Is the point of karma to provide feedback to the poster or the potential audience? It seems like these are both being used to determine whether to upvote. Maybe there should be explicit;y separate karma scores for different goals.
Perhaps posts should be evaluated on more comprehensive criteria:
Helpful to me
Relative value compared to other posts
Feedback on post quality to author
I’m not really sure where the line is between not enough things to rate and too many though. But I’ve never been comfortable with single number systems.
Let’s say I read a post that’s math heavy. I don’t understand all the math but otherwise the post seems great.
Do I upvote the post?
If the post has 100% upvotes with 3 total votes I will probably upvote. If the post has 100% downvotes with 3 total votes I won’t upvote because it probably means that there’s an error in the math that I don’t see because my math background isn’t as strong as the math background of some other people on LW.
Did the upvotes or downvotes biased me in a negative way just because I changed my behavior? I don’t think so. It provided meaningful information on which I made my decision.
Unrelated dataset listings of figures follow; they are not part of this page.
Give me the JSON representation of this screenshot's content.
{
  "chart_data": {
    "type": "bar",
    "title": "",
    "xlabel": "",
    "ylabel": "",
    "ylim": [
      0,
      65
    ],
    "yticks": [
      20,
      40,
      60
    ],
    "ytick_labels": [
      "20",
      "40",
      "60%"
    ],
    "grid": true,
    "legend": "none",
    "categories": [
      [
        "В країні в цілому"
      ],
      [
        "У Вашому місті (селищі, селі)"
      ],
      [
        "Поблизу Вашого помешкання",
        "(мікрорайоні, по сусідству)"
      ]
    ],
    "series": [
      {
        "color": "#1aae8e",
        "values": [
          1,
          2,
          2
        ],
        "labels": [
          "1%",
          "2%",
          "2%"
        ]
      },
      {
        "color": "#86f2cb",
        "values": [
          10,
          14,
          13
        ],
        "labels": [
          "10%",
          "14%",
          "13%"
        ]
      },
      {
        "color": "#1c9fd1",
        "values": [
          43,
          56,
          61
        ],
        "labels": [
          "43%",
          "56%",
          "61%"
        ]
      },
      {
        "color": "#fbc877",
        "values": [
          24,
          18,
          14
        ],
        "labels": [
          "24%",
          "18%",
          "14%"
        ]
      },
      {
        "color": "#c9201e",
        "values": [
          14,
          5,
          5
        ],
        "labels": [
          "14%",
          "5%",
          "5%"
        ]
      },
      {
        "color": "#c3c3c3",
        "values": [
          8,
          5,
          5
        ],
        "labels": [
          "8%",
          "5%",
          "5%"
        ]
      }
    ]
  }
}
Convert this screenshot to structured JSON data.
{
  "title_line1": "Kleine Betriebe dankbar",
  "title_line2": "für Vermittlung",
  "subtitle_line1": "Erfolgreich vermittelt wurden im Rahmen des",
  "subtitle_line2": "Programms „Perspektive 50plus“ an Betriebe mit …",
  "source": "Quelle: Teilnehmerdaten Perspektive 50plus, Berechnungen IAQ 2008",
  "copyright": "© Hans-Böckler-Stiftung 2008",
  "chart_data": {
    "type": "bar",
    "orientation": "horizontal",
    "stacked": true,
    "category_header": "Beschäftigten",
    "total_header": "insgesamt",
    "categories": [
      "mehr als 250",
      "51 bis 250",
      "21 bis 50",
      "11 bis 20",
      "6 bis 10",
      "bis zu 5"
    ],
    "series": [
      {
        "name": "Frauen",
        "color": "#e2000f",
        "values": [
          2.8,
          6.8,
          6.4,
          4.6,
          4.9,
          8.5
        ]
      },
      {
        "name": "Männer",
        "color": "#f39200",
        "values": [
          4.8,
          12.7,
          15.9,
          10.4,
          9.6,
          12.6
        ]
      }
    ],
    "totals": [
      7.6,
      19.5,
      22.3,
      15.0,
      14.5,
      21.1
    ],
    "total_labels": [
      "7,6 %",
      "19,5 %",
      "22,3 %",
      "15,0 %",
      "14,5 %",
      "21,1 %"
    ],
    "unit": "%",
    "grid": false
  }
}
But the point of voting is for you to be a provider of information, not to be a consumer of information. If your vote is simply reflecting the information content already available from the other votes, what have you added? Put in LW terms, your vote should entangled with information unique to you. If the only information it is entangled with is other votes, then you’re just perpetuating an information cascade. This isn’t Hollywood Squares. The point of voting isn’t to “win”. It’s not to pat yourself on the back for upvoting useful posts. It’s to provide people with useful information about whether the post is useful. When you’re deciding whether to upvote, you shouldn’t be asking “Do I think this post is useful?”, but “Is this post, given the current vote total more likely to be useful than other posts with the same post total?”
In that case I don’t have added any information but I also didn’t put any wrong information into the system. In most cases voting will be a combination of adding new information and repeating back information that already available.
While not being the main point of voting, feeling good about upvoting useful post is desirable. Having a sense of community is good. Cooperation among people on LW is good. We don’t want to foster an environment where everyone feels like his on his own but a environment where people feel like they are cooperating with each other.
I disagree. If a lot of people find a post useful because it helped them, I think that’s a valuable signal for the person who wrote the post. Answering an easy question when voting leads to more voting than asking a more complicated question.
You put in the information that there was a forth independent vote, when in fact there wasn’t.
But the upvotes themselves don’t affect how useful the post is, it just affects how useful you think it is.
Is the point of karma to provide feedback to the poster or the potential audience? It seems like these are both being used to determine whether to upvote. Maybe there should be explicit;y separate karma scores for different goals.
Perhaps posts should be evaluated on more comprehensive criteria: Helpful to me Relative value compared to other posts Feedback on post quality to author
I’m not really sure where the line is between not enough things to rate and too many though. But I’ve never been comfortable with single number systems.